In Somalia's booming capital, construction engineer Faduma Mohamed Ali is given her own job, supervising male workers twice her age while challenging stereotypes in the conservative Muslim nation of the Horn of Africa. Phi this.

 

 She faced social stigma, family disapproval and workplace harassment, but insists she  never doubted her career choice.

 

 "I have always loved buildings and observed structures like mosques," the 22-year-old told AFP.

 

 When she enrolled in civil engineering – where she was the only girl in her class – her friends and family didn't understand.

 

 "They said:

“How can a girl waste her time studying civil engineering?” It is a man's job,” said Faduma Mohamed Ali.

 

 Even after she graduated and found a job in Mogadishu, the criticism continued:

"I was asked:

'Are you crazy?

 

 - Chances -

 

 According to the World Bank, in Somalia, where women make up less than a third of the workforce, many parents do not accept their daughters working with men.

 

 But the mentality is changing.

 

 Fathi Mohamed Abdi, 23,  has worked as an engineer in Mogadishu for 3 years. She said she had the support of her parents and was "very happy" to become the first woman in her family to practice this profession:

“No one has ever tried it.” “They started encouraging me while I was in school and they continued to do so while I was working,” she said.

 

 In college, she was one of only two women studying civil engineering. His choice paid off.

 

 The construction sector is booming in the Somali capital, where the security situation has improved somewhat thanks to a military offensive launched by the government a year ago  against  Shebab Islamist extremists in the central region. country.

 

 “Thanks to the growing investment in the construction sector, there are many (job) opportunities,” Fathi Mohamed Abdi emphasized. Hassan Mohamed Jimale, deputy mayor for public affairs in Mogadishu, assures  that the authorities want to see more women on the job market.

"As a regional government, we encourage female engineers. The town planning department recruits female engineers, and we have a deputy director."

 

Wage inequality

 

However, female engineers interviewed by AFP said they regularly face gender discrimination at work.

 

Iftin Mohamed, 26, one of them, said: "What frustrates me the most is the gossip and bad opinions that people have towards us, female engineers. Men keep telling us that this profession is not for women." “Workers rebelled when supervised by female engineers, who thought we were weaker than men,” she added.

 

She also emphasised that salaries are not equal.
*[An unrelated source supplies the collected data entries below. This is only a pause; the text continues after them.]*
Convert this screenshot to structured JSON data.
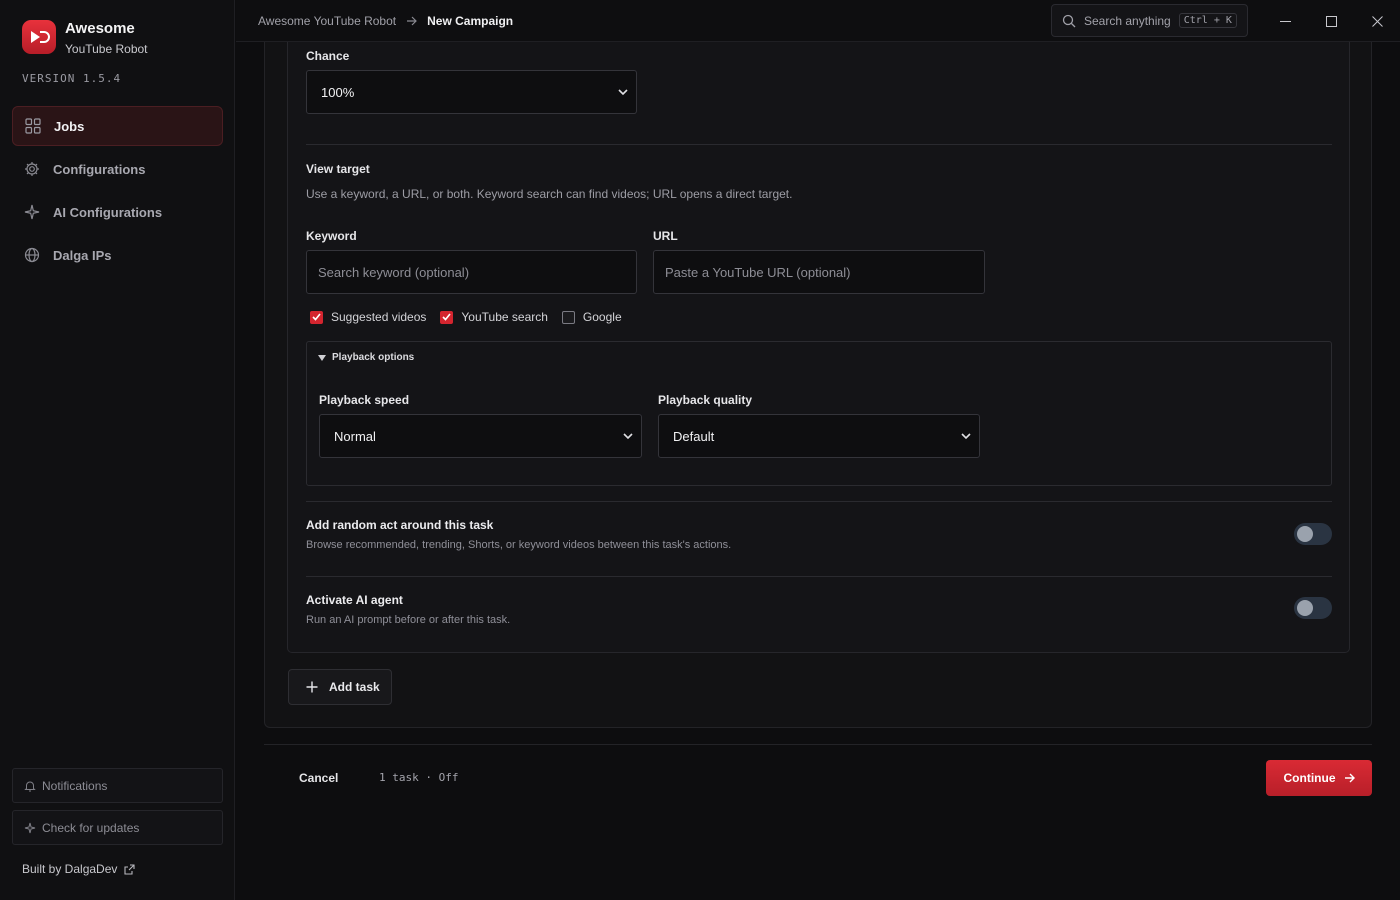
{
  "app": {
    "title": "Awesome",
    "subtitle": "YouTube Robot",
    "version": "VERSION 1.5.4"
  },
  "sidebar": {
    "items": [
      {
        "label": "Jobs",
        "icon": "grid-icon",
        "active": true
      },
      {
        "label": "Configurations",
        "icon": "gear-icon",
        "active": false
      },
      {
        "label": "AI Configurations",
        "icon": "sparkle-icon",
        "active": false
      },
      {
        "label": "Dalga IPs",
        "icon": "globe-icon",
        "active": false
      }
    ],
    "notifications_label": "Notifications",
    "check_updates_label": "Check for updates",
    "built_by": "Built by DalgaDev"
  },
  "header": {
    "breadcrumb_root": "Awesome YouTube Robot",
    "breadcrumb_current": "New Campaign",
    "search_placeholder": "Search anything",
    "search_shortcut": "Ctrl + K"
  },
  "task": {
    "chance_label": "Chance",
    "chance_value": "100%",
    "view_target_title": "View target",
    "view_target_hint": "Use a keyword, a URL, or both. Keyword search can find videos; URL opens a direct target.",
    "keyword_label": "Keyword",
    "keyword_placeholder": "Search keyword (optional)",
    "url_label": "URL",
    "url_placeholder": "Paste a YouTube URL (optional)",
    "sources": [
      {
        "label": "Suggested videos",
        "checked": true
      },
      {
        "label": "YouTube search",
        "checked": true
      },
      {
        "label": "Google",
        "checked": false
      }
    ],
    "playback": {
      "heading": "Playback options",
      "speed_label": "Playback speed",
      "speed_value": "Normal",
      "quality_label": "Playback quality",
      "quality_value": "Default"
    },
    "random_act": {
      "title": "Add random act around this task",
      "description": "Browse recommended, trending, Shorts, or keyword videos between this task's actions.",
      "enabled": false
    },
    "ai_agent": {
      "title": "Activate AI agent",
      "description": "Run an AI prompt before or after this task.",
      "enabled": false
    }
  },
  "actions": {
    "add_task_label": "Add task",
    "cancel_label": "Cancel",
    "summary": "1 task · Off",
    "continue_label": "Continue"
  },
  "colors": {
    "accent": "#d4252f",
    "background": "#0d0d0f",
    "panel": "#141417",
    "toggle_off": "#2a3442"
  }
}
Women, in most cases, are paid less than men, especially in private companies.”

 

Abukar Hussein Ibrahim, a mason who worked under Fathi Mohamed Abdi and other female engineers, said he liked working with women but believed many of his colleagues did not.

 

"Construction workers find it incredible to have a female engineer supervising their work. They spend a lot of time talking about it. They constantly wonder why we chose women, not men," the 42-year-old worker explained. -old. But they will have to get used to seeing women doing their jobs, Faduma Mohamed Ali warns.

 

“I recently attended a training course, and to my surprise, more than 100 girls participated,” she said.

“In the past, it was rare; today, things are changing.